The Recruiting and Manning Organization, a division of the War Shipping Administration, guaranteed the SIU that all steamship companies having contracts with the SIU have been directed to secure all personnel through the hiring halls of the union. Craig S. Swenson, regional representative of the organization, told the SIU by letter that they would call the union halls for unlicensed personnel and he assured the SIU that his organization would not try to go around the union hall but would do everything they could to assist the union in recruitment of manpower.

The SIU Atlantic and Gulf District became the first seamen’s union to negotiate a company-financed welfare plan for its members. This was established in an agreement signed with nine contracted steamship companies. Although the companies will make all the contributions to the welfare fund, the agreement provides for joint administration by a committee representing the union and the steamship companies. Under the terms of the contract, each company will contribute into a common fund the sum of 25 cents per day for each man employed aboard its vessels.

The first of three projected upgrading schools for Seafarers is now operating at Headquarters with the opening of a class for the deck department. The purpose of the new program is the qualification of men for their AB certificates and other deck ratings. Plans are also being made for the starting of both steward department and engine department classes in the near future. Instructors are being drawn from the ranks of experienced Seafarers with a thorough familiarity of the subject matter for the courses.

Harry Lundeberg, the founder of the SIU and the leading figure in maritime for over two decades, died of a heart attack on Monday, January 28. It was Lundeberg who led the revival of maritime unions in the U.S., beginning with the bitter 1934 strike. From there he pressed ahead relentlessly, battling shipowners, the government and the maritime section of the Communist Party on behalf of the men he represented.
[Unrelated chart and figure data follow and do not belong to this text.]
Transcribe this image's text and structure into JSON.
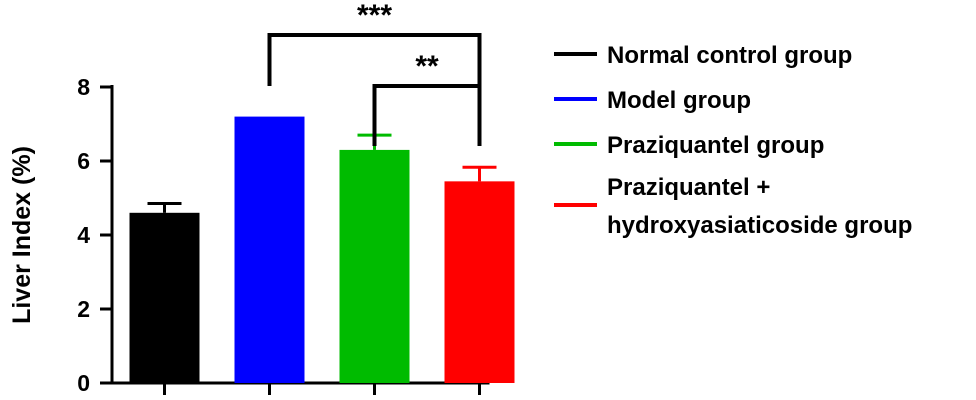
{
  "chart_data": {
    "type": "bar",
    "title": "",
    "xlabel": "",
    "ylabel": "Liver Index (%)",
    "ylim": [
      0,
      8
    ],
    "yticks": [
      0,
      2,
      4,
      6,
      8
    ],
    "grid": false,
    "legend_position": "right",
    "categories": [
      "Normal control group",
      "Model group",
      "Praziquantel group",
      "Praziquantel + hydroxyasiaticoside group"
    ],
    "values": [
      4.6,
      7.2,
      6.3,
      5.45
    ],
    "errors": [
      0.25,
      0.0,
      0.4,
      0.38
    ],
    "colors": [
      "#000000",
      "#0000FF",
      "#00BB00",
      "#FF0000"
    ],
    "legend": [
      {
        "lines": [
          "Normal control group"
        ],
        "color": "#000000"
      },
      {
        "lines": [
          "Model group"
        ],
        "color": "#0000FF"
      },
      {
        "lines": [
          "Praziquantel group"
        ],
        "color": "#00BB00"
      },
      {
        "lines": [
          "Praziquantel  +",
          "hydroxyasiaticoside group"
        ],
        "color": "#FF0000"
      }
    ],
    "significance": [
      {
        "from": 1,
        "to": 3,
        "label": "***"
      },
      {
        "from": 2,
        "to": 3,
        "label": "**"
      }
    ]
  }
}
Paying tribute to Lundeberg on behalf of the SIU, Atlantic and Gulf District, Secretary-Treasurer Paul Hall characterized his contribution to maritime unionism in these words: “Andrew Furuseth’s great contribution to seamen was the 1915 Seamen’s Act. Lundeberg’s was his leadership in winning the greatest economic benefits seamen have enjoyed anywhere and anytime. Under Lundeberg the union set the pace for the entire industry.”